GOVERNMENT and mining firms operating in the country need to coordinate and harmonise their efforts to improve infrastructure development for the needed production expansion, economist, Oliver Saasa has said.
Professor Saasa said poor infrastructure was a major constraint on competitiveness and escalated the mining sector’s cost of production.
“Poor infrastructure is a major constraint on competitiveness and does escalate the mining sector’s cost of production. The absence of dependable infrastructure also constrains the needed production expansion. In this regard, Government and the mining firms operating in Zambia need to coordinate and harmonise their efforts in the area of infrastructure development,” Prof Saasa said.
Prof Saasa said in a case study titled the ‘Economic Impact of the Trident Project’ the major works embarked by the First Quantum Minerals (FQM) in Kalumbila area in North Western Province required significant support.
He said the existing electricity generating capacity was insufficient to keep pace with significant expansion in the mining industry.
“Similarly, the major works FQM is engaged in around the Kalumbila area require explicit support from Government, not least through the provision of a hospitable operational environment that would bring comfort to the mining firm in the spirit of Public Private Partnership (PPP),” he said.
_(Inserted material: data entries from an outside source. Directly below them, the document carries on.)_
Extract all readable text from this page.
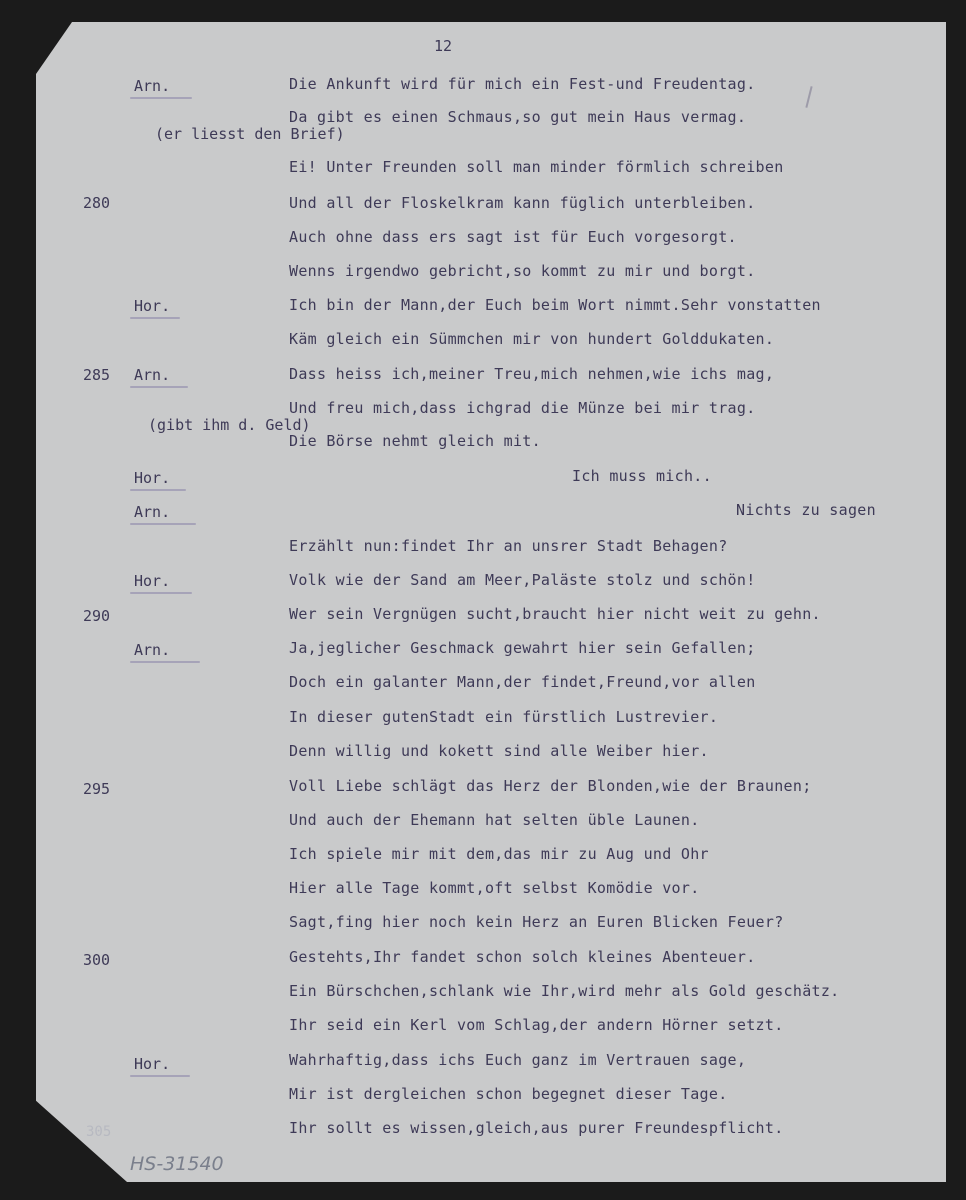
12
Arn.
Hor.
Arn.
Hor.
Arn.
Hor.
Arn.
Hor.
(er liesst den Brief)
(gibt ihm d. Geld)
280
285
290
295
300
Die Ankunft wird für mich ein Fest-und Freudentag.
Da gibt es einen Schmaus,so gut mein Haus vermag.
Ei! Unter Freunden soll man minder förmlich schreiben
Und all der Floskelkram kann füglich unterbleiben.
Auch ohne dass ers sagt ist für Euch vorgesorgt.
Wenns irgendwo gebricht,so kommt zu mir und borgt.
Ich bin der Mann,der Euch beim Wort nimmt.Sehr vonstatten
Käm gleich ein Sümmchen mir von hundert Golddukaten.
Dass heiss ich,meiner Treu,mich nehmen,wie ichs mag,
Und freu mich,dass ichgrad die Münze bei mir trag.
Die Börse nehmt gleich mit.
Ich muss mich..
Nichts zu sagen
Erzählt nun:findet Ihr an unsrer Stadt Behagen?
Volk wie der Sand am Meer,Paläste stolz und schön!
Wer sein Vergnügen sucht,braucht hier nicht weit zu gehn.
Ja,jeglicher Geschmack gewahrt hier sein Gefallen;
Doch ein galanter Mann,der findet,Freund,vor allen
In dieser gutenStadt ein fürstlich Lustrevier.
Denn willig und kokett sind alle Weiber hier.
Voll Liebe schlägt das Herz der Blonden,wie der Braunen;
Und auch der Ehemann hat selten üble Launen.
Ich spiele mir mit dem,das mir zu Aug und Ohr
Hier alle Tage kommt,oft selbst Komödie vor.
Sagt,fing hier noch kein Herz an Euren Blicken Feuer?
Gestehts,Ihr fandet schon solch kleines Abenteuer.
Ein Bürschchen,schlank wie Ihr,wird mehr als Gold geschätz.
Ihr seid ein Kerl vom Schlag,der andern Hörner setzt.
Wahrhaftig,dass ichs Euch ganz im Vertrauen sage,
Mir ist dergleichen schon begegnet dieser Tage.
Ihr sollt es wissen,gleich,aus purer Freundespflicht.
305
HS-31540
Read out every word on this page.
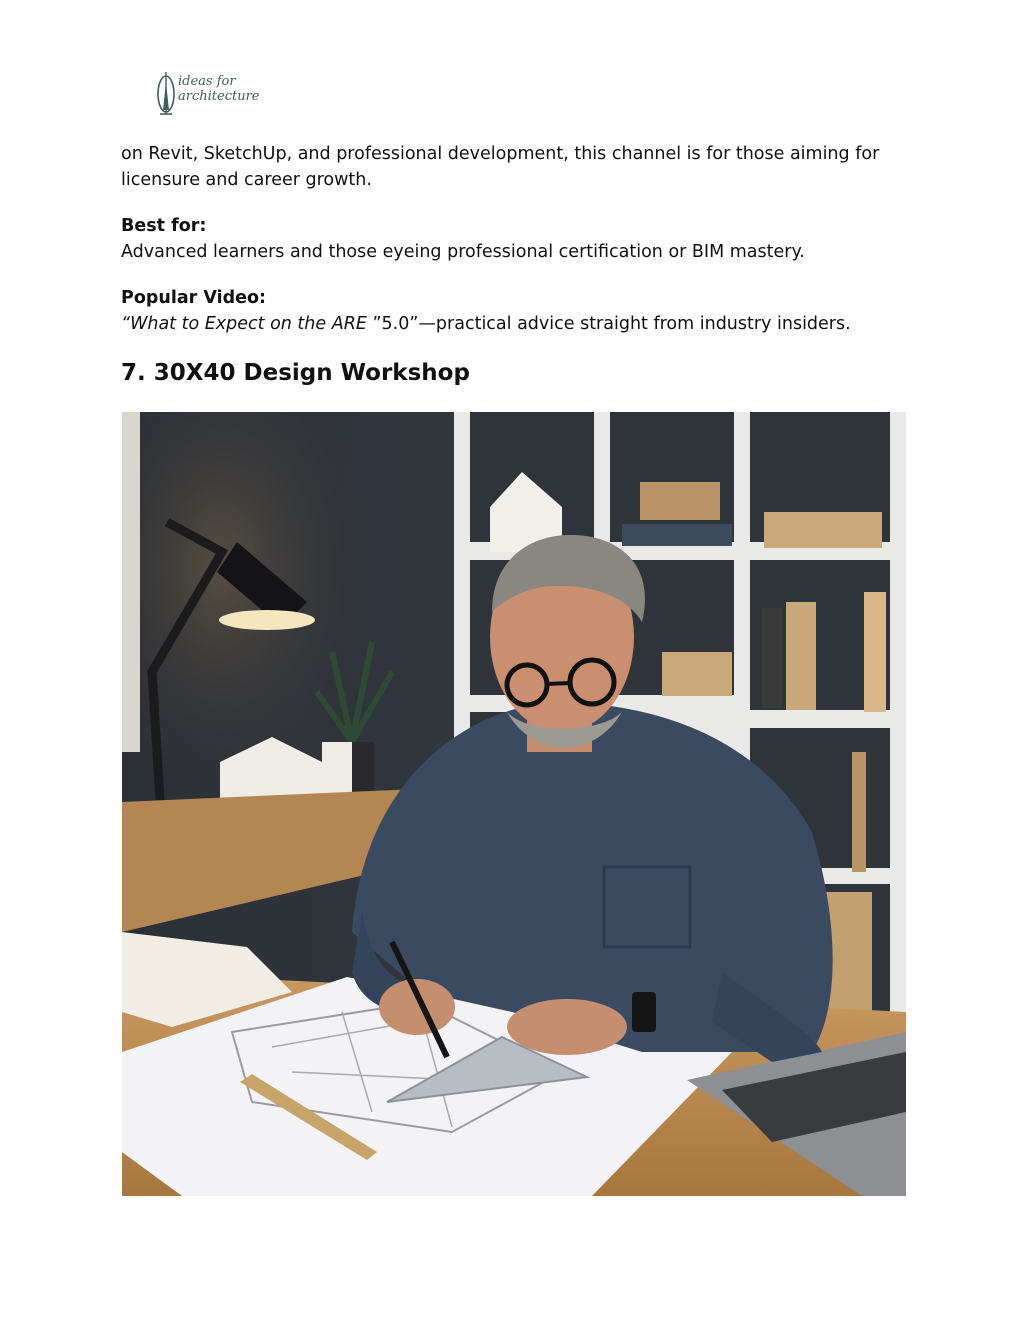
ideas for
architecture

on Revit, SketchUp, and professional development, this channel is for those aiming for licensure and career growth.

Best for:

Advanced learners and those eyeing professional certification or BIM mastery.

Popular Video:

“What to Expect on the ARE ”5.0”—practical advice straight from industry insiders.

7. 30X40 Design Workshop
He said the prioritisation by Government regarding the expansion and upgrading of the Solwezi-Mwinilunga Road in a manner that would respond timely and promptly to the growing commercial significance of the Kalumbila area was pivotal.
He said the need to urgently link Kalumbila to the national railway network in anticipation of the large volumes of Copper and Nickel from the multi-billion kwacha, Trident Project.
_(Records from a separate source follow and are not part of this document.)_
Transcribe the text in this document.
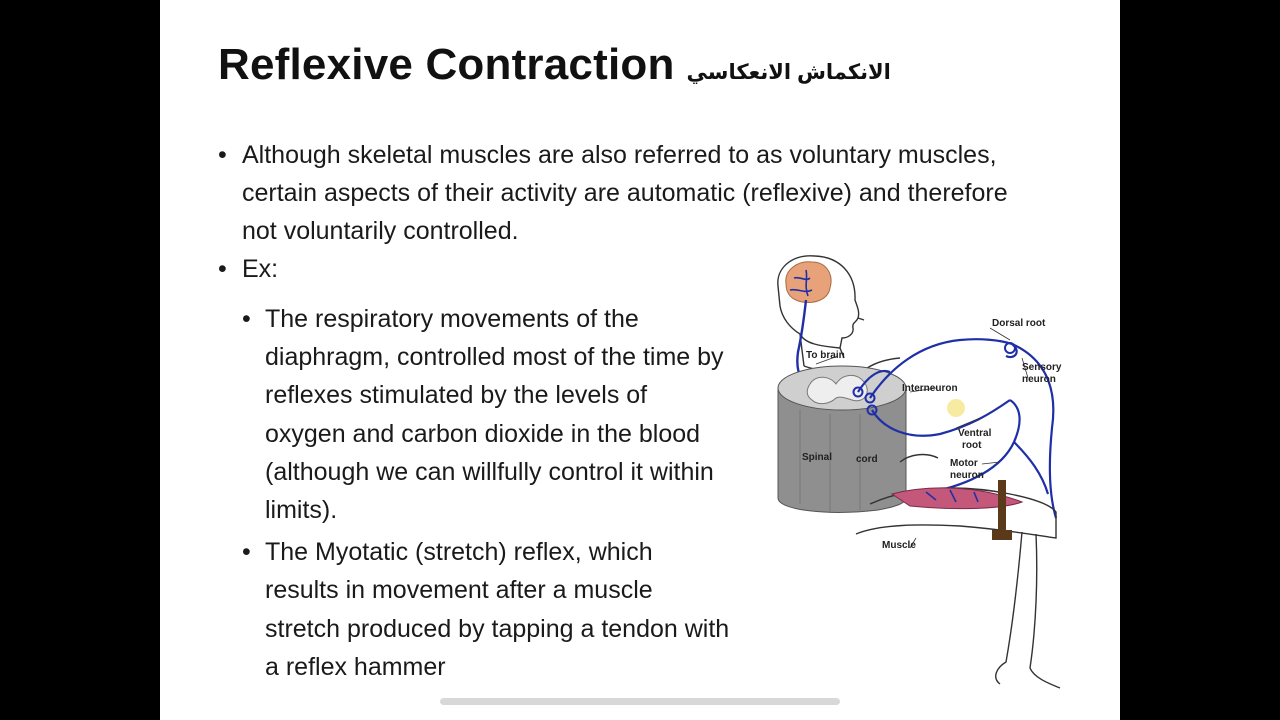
Reflexive Contraction الانكماش الانعكاسي
• Although skeletal muscles are also referred to as voluntary muscles, certain aspects of their activity are automatic (reflexive) and therefore not voluntarily controlled.
• Ex:
• The respiratory movements of the diaphragm, controlled most of the time by reflexes stimulated by the levels of oxygen and carbon dioxide in the blood (although we can willfully control it within limits).
• The Myotatic (stretch) reflex, which results in movement after a muscle stretch produced by tapping a tendon with a reflex hammer
Spinal cord
To brain
Dorsal root
Sensory
neuron
Interneuron
Ventral
root
Motor
neuron
Muscle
Moreover, consideration of linking Kalumbila to the national railway network in anticipation of the large volumes of copper and nickel coming from the Trident Project in the near future is urgent.
He said closer integration of transport systems between Kalumbila with the mining cluster in Katanga in the Democratic Republic of Congo, required exploration.
Prof Saasa said there was need to link the Solwezi-Mwinilunga route through to Angola and down to Lobito as this would also generate substantial value for North Western Province, positioning the region as the new growth engine for Zambia.
He said overall, identifying ways of reducing infrastructure costs required collaboration efforts between mining companies and the Government.
“The result would be reduced total costs and, hence, improved profitability for the mining firms which, in turn, should result in increased revenue to the Treasury through increased taxes,” he said.